GBPUSD rallied to fresh April-2018 highs around 1.3790 today amid broad-based dollar weakness. the pair managed to bounce from the 20-DMA late last week and has accelerated the ascent since then, remaining bullish for the time being. It looks like the cable is ready to challenge the 1.3800 figure and register fresh long-term tops in the coming days. In case of a downside correction, the pound will first target the 1.3730 area, followed by the 1.3700 figure and the mentioned 20-DMA that arrives at 1.3680 today. The RSI both in the near-term and the daily charts hasn’t reached overbought conditions just yet, suggesting the prices could gain further in the short term.
USDJPY failed to confirm a break above the 100-DMA late last week and has reversed lower. On Tuesday, the pair has accelerated the retreat from four-month highs after a break below the 105.00 figure that has now turned into the key resistance. The dollar was last seen trading around 104.60, not far from late-January lows set earlier in the day. It looks like the pair could extend the downside correction further while targeting the 104.40 zone where the 100-DMA, followed by the 200-DMA lies. if these moving averages withstand the pressure, a bounce could be expected.
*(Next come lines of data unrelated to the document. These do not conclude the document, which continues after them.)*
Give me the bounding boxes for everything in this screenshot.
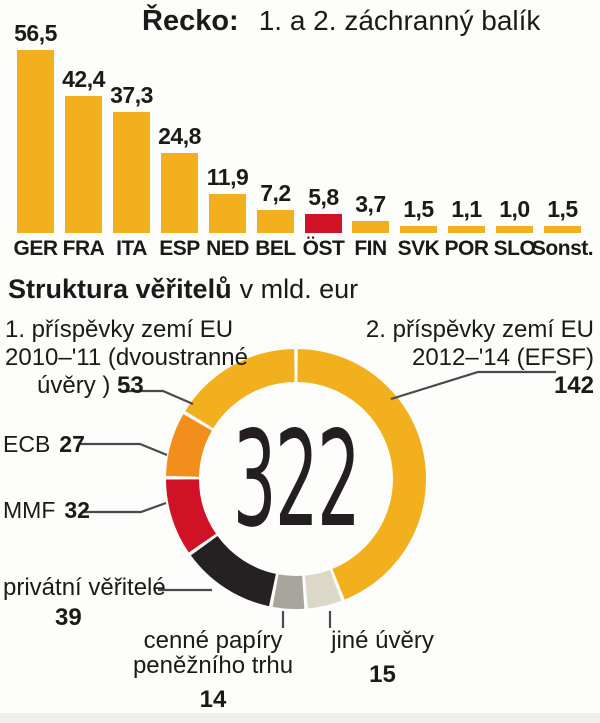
bar-value: 7,2 — [260, 180, 291, 206]
label-value: 53 — [117, 372, 144, 399]
bar-FIN — [352, 221, 389, 233]
donut-total: 322 — [232, 403, 361, 557]
label-value: 14 — [199, 686, 227, 713]
bar-FRA — [65, 96, 102, 233]
label-value: 39 — [55, 604, 82, 631]
bar-category-label: BEL — [255, 237, 296, 260]
bar-value: 1,5 — [547, 196, 578, 222]
callout-ecb — [80, 442, 168, 457]
label-text: MMF — [3, 497, 56, 523]
bar-ESP — [161, 153, 198, 233]
label-value: 32 — [64, 497, 90, 523]
label-line: 2. příspěvky zemí EU — [365, 316, 594, 343]
label-line: peněžního trhu — [132, 652, 294, 679]
bar-category-label: GER — [13, 237, 58, 260]
donut-segment-bilateral — [185, 349, 295, 429]
label-text: privátní věřitelé — [3, 574, 166, 601]
donut-segment-efsf — [297, 349, 427, 600]
label-line: cenné papíry — [143, 627, 283, 654]
bar-value: 11,9 — [206, 164, 249, 190]
bar-SLO — [496, 226, 533, 233]
bar-chart: 56,5 GER 42,4 FRA 37,3 ITA 24,8 ESP 11,9 NED 7,2 BE… — [0, 0, 600, 265]
title-rest: 1. a 2. záchranný balík — [258, 5, 541, 36]
donut-segment-ecb — [166, 414, 212, 477]
bar-value: 1,1 — [451, 196, 482, 222]
bar-value: 1,0 — [499, 196, 530, 222]
label-private-creditors: privátní věřitelé 39 — [3, 574, 166, 632]
callout-efsf — [390, 370, 556, 401]
section-heading-rest: v mld. eur — [239, 274, 359, 304]
bottom-strip — [0, 713, 600, 723]
section-heading-bold: Struktura věřitelů — [8, 274, 232, 304]
label-other-loans: jiné úvěry 15 — [300, 628, 465, 687]
bar-value: 24,8 — [158, 123, 201, 149]
label-line: 2012–'14 (EFSF) — [411, 344, 594, 371]
donut-segment-cenne-papiry — [272, 574, 305, 609]
label-line: jiné úvěry — [331, 627, 434, 654]
bar-BEL — [257, 210, 294, 233]
bar-value: 37,3 — [110, 82, 153, 108]
label-line: 2010–'11 (dvoustranné — [5, 344, 248, 371]
label-money-market-papers: cenné papíry peněžního trhu 14 — [123, 628, 303, 712]
donut-segment-mmf — [166, 479, 216, 553]
bar-SVK — [400, 226, 437, 233]
bar-category-label: FRA — [62, 237, 105, 260]
section-heading: Struktura věřitelů v mld. eur — [8, 274, 358, 305]
bar-category-label: SLO — [493, 237, 536, 260]
bar-category-label: ITA — [116, 237, 147, 260]
label-value: 27 — [59, 431, 85, 457]
callout-bilateral — [120, 389, 194, 406]
label-eu-contributions-1: 1. příspěvky zemí EU 2010–'11 (dvoustran… — [5, 316, 290, 400]
page-title: Řecko: 1. a 2. záchranný balík — [142, 5, 540, 38]
label-line: úvěry ) 53 — [37, 372, 290, 400]
bar-ITA — [113, 112, 150, 233]
label-eu-contributions-2: 2. příspěvky zemí EU 2012–'14 (EFSF) 142 — [294, 316, 594, 400]
label-text: úvěry ) — [37, 372, 111, 399]
bar-value: 5,8 — [308, 184, 339, 210]
bar-value: 3,7 — [355, 191, 386, 217]
label-mmf: MMF 32 — [3, 496, 90, 524]
bar-category-label: Sonst. — [531, 237, 594, 260]
label-value: 15 — [369, 661, 396, 688]
bar-ÖST — [305, 214, 342, 233]
label-line: 1. příspěvky zemí EU — [5, 316, 234, 343]
bar-category-label: SVK — [397, 237, 440, 260]
donut-segment-privatni-veritele — [190, 536, 276, 607]
label-ecb: ECB 27 — [3, 430, 85, 458]
bar-category-label: FIN — [354, 237, 387, 260]
bar-NED — [209, 194, 246, 233]
bar-value: 1,5 — [403, 196, 434, 222]
bar-Sonst. — [544, 226, 581, 233]
bar-category-label: ÖST — [302, 237, 345, 260]
bar-category-label: POR — [444, 237, 489, 260]
bar-GER — [17, 50, 54, 233]
label-value: 142 — [553, 372, 594, 399]
bar-value: 42,4 — [62, 66, 105, 92]
bar-category-label: NED — [206, 237, 249, 260]
callout-mmf — [82, 501, 167, 514]
bar-value: 56,5 — [14, 20, 57, 46]
bar-category-label: ESP — [159, 237, 200, 260]
title-bold: Řecko: — [142, 5, 239, 37]
label-text: ECB — [3, 431, 51, 457]
donut-segment-jine-uvery — [304, 569, 342, 609]
bar-POR — [448, 226, 485, 233]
The Kiwi surged to one-month highs around 0.7250 in recent trading. The short-term technical picture has improved further after a recovery above the 20-DMA, today at 0.7180. If the mentioned tops give up any time soon, the prices could target the 0.7300 handle for the first time since January 7th. However, the New Zealand dollar could lack the upside momentum to extend the current rally that may lose steam in the short term. Furthermore, the bullish bias in the near-term charts has been waning already, suggesting NZDUSD could get back below the 0.7200 handle by the end of the day, with the mentioned 20-DMA remaining in market focus for now.
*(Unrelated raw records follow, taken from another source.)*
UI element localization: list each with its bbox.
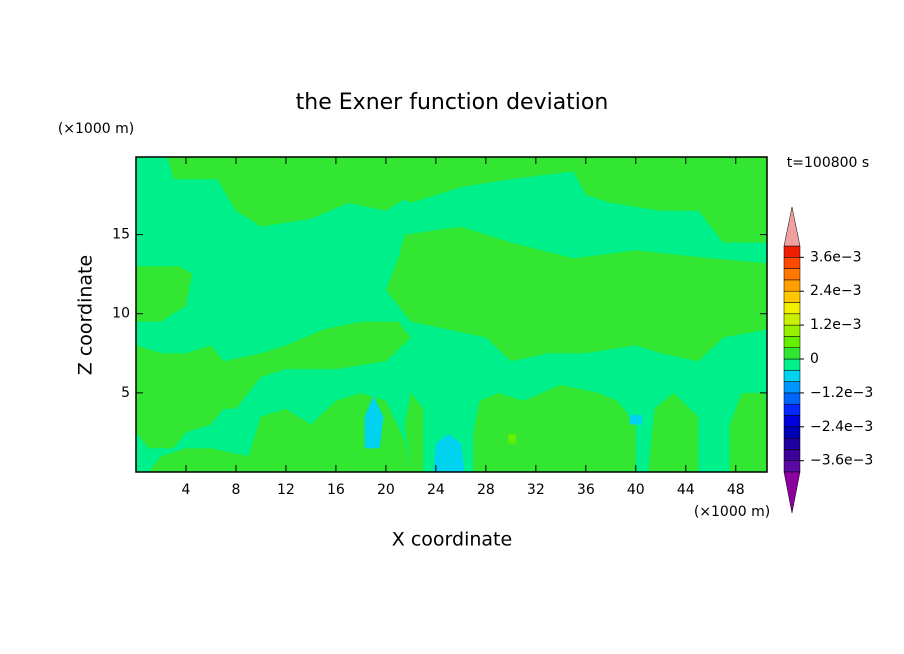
colorbar-box	[783, 370, 801, 382]
x-axis-label: X coordinate	[392, 529, 512, 551]
x-tick-label: 20	[377, 482, 395, 498]
colorbar-box	[783, 268, 801, 281]
x-tick-label: 12	[277, 482, 295, 498]
colorbar-box	[783, 347, 801, 360]
time-annotation: t=100800 s	[787, 155, 869, 171]
contour-region	[136, 266, 193, 322]
contour-region	[433, 434, 465, 472]
colorbar-box	[783, 290, 801, 303]
x-tick-label: 24	[427, 482, 445, 498]
colorbar-box	[783, 403, 801, 416]
contour-field	[136, 157, 767, 472]
contour-region	[629, 415, 642, 425]
x-tick-label: 4	[182, 482, 191, 498]
x-unit: (×1000 m)	[694, 504, 770, 520]
colorbar-box	[783, 324, 801, 337]
colorbar-tick-label: 1.2e−3	[810, 317, 862, 333]
colorbar-tick-label: −2.4e−3	[810, 419, 873, 435]
colorbar-box	[783, 460, 801, 473]
colorbar-box	[783, 437, 801, 450]
colorbar-box	[783, 302, 801, 315]
colorbar-box	[783, 381, 801, 394]
colorbar-tick-label: −3.6e−3	[810, 453, 873, 469]
contour-region	[136, 321, 411, 449]
colorbar-tick-label: 2.4e−3	[810, 283, 862, 299]
colorbar-tick-label: −1.2e−3	[810, 385, 873, 401]
contour-region	[473, 384, 636, 472]
contour-region	[385, 226, 767, 362]
x-tick-label: 40	[627, 482, 645, 498]
x-tick-label: 28	[477, 482, 495, 498]
y-tick-label: 15	[112, 227, 130, 243]
contour-region	[364, 396, 384, 449]
x-tick-label: 48	[727, 482, 745, 498]
y-tick-label: 10	[112, 306, 130, 322]
contour-region	[508, 434, 516, 444]
x-tick-label: 8	[231, 482, 240, 498]
y-tick-label: 5	[121, 385, 130, 401]
colorbar-box	[783, 279, 801, 292]
plot-frame	[135, 156, 768, 473]
colorbar-box	[783, 392, 801, 405]
colorbar-box	[783, 415, 801, 428]
colorbar-box	[783, 426, 801, 439]
contour-region	[648, 392, 699, 472]
colorbar-box	[783, 336, 801, 348]
colorbar-box	[783, 358, 801, 371]
colorbar-box	[783, 245, 801, 258]
colorbar-under-arrow	[783, 471, 801, 514]
x-tick-label: 16	[327, 482, 345, 498]
x-tick-label: 36	[577, 482, 595, 498]
colorbar-tick-label: 3.6e−3	[810, 249, 862, 265]
y-axis-label: Z coordinate	[75, 255, 97, 375]
chart-title: the Exner function deviation	[296, 90, 609, 115]
contour-region	[314, 157, 767, 243]
colorbar-over-arrow	[783, 206, 801, 247]
colorbar-box	[783, 449, 801, 461]
contour-region	[729, 392, 767, 472]
y-unit: (×1000 m)	[58, 121, 134, 137]
colorbar-tick-label: 0	[810, 351, 819, 367]
contour-region	[148, 392, 411, 472]
colorbar-box	[783, 313, 801, 326]
x-tick-label: 44	[677, 482, 695, 498]
colorbar-box	[783, 257, 801, 269]
contour-region	[404, 392, 424, 472]
x-tick-label: 32	[527, 482, 545, 498]
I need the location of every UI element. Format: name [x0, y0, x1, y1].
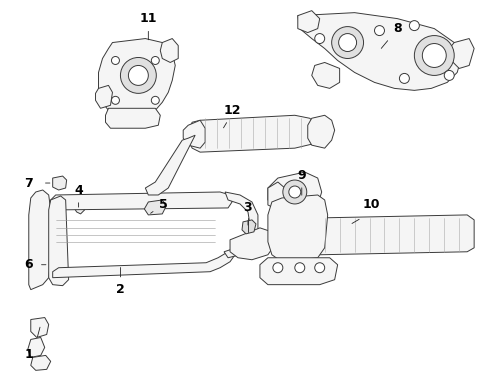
Polygon shape [268, 195, 328, 262]
Polygon shape [449, 38, 474, 69]
Text: 12: 12 [223, 104, 241, 117]
Circle shape [315, 34, 324, 43]
Polygon shape [106, 108, 160, 128]
Text: 6: 6 [24, 258, 33, 271]
Circle shape [151, 56, 159, 64]
Text: 10: 10 [363, 199, 380, 211]
Text: 5: 5 [159, 199, 168, 211]
Circle shape [399, 74, 409, 83]
Polygon shape [298, 13, 461, 90]
Polygon shape [298, 11, 320, 33]
Circle shape [295, 263, 305, 273]
Polygon shape [312, 215, 474, 255]
Circle shape [338, 34, 357, 51]
Circle shape [111, 56, 120, 64]
Polygon shape [145, 135, 195, 195]
Text: 3: 3 [244, 202, 252, 215]
Polygon shape [183, 120, 205, 148]
Polygon shape [268, 172, 322, 210]
Circle shape [422, 43, 446, 67]
Text: 11: 11 [140, 12, 157, 25]
Text: 4: 4 [74, 184, 83, 197]
Polygon shape [260, 258, 337, 285]
Circle shape [409, 21, 420, 30]
Polygon shape [28, 338, 45, 357]
Polygon shape [53, 248, 235, 278]
Circle shape [111, 96, 120, 104]
Circle shape [332, 27, 363, 58]
Text: 8: 8 [393, 22, 402, 35]
Polygon shape [144, 200, 166, 215]
Circle shape [120, 58, 156, 93]
Circle shape [283, 180, 307, 204]
Polygon shape [230, 228, 275, 260]
Circle shape [374, 26, 384, 35]
Polygon shape [29, 190, 51, 290]
Polygon shape [308, 115, 335, 148]
Polygon shape [224, 192, 258, 258]
Polygon shape [160, 38, 178, 62]
Circle shape [289, 186, 301, 198]
Polygon shape [73, 196, 86, 214]
Circle shape [273, 263, 283, 273]
Text: 1: 1 [24, 348, 33, 361]
Text: 9: 9 [298, 168, 306, 182]
Polygon shape [98, 38, 175, 118]
Polygon shape [312, 62, 340, 88]
Circle shape [444, 70, 454, 80]
Polygon shape [188, 115, 318, 152]
Circle shape [315, 263, 324, 273]
Text: 2: 2 [116, 283, 125, 296]
Polygon shape [268, 182, 285, 210]
Polygon shape [48, 196, 69, 286]
Polygon shape [242, 220, 256, 234]
Polygon shape [31, 317, 48, 338]
Polygon shape [96, 85, 112, 108]
Circle shape [414, 35, 454, 75]
Circle shape [151, 96, 159, 104]
Polygon shape [53, 176, 67, 190]
Circle shape [129, 66, 148, 85]
Text: 7: 7 [24, 176, 33, 189]
Polygon shape [31, 355, 51, 370]
Polygon shape [51, 192, 232, 210]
USDCAD has been trending lower for the third session in a row on Tuesday. Early in Asia, the pair dipped below the 20-DMA that has turned into resistance for the first time in three weeks. As a result, the daily RSI has turned even lower but still stays in the neutral territory, suggesting there is room for further downside in the short term. As of writing, the pair was changing hands around two-week lows in the 1.2715 area. If the selling pressure intensifies any time soon, the prices could slip below the 1.2700 figure and thus retarget the 1.2680 area. On the hourly charts, USDCAD has settled below the 20-SMA while the RSI is about to enter the oversold territory.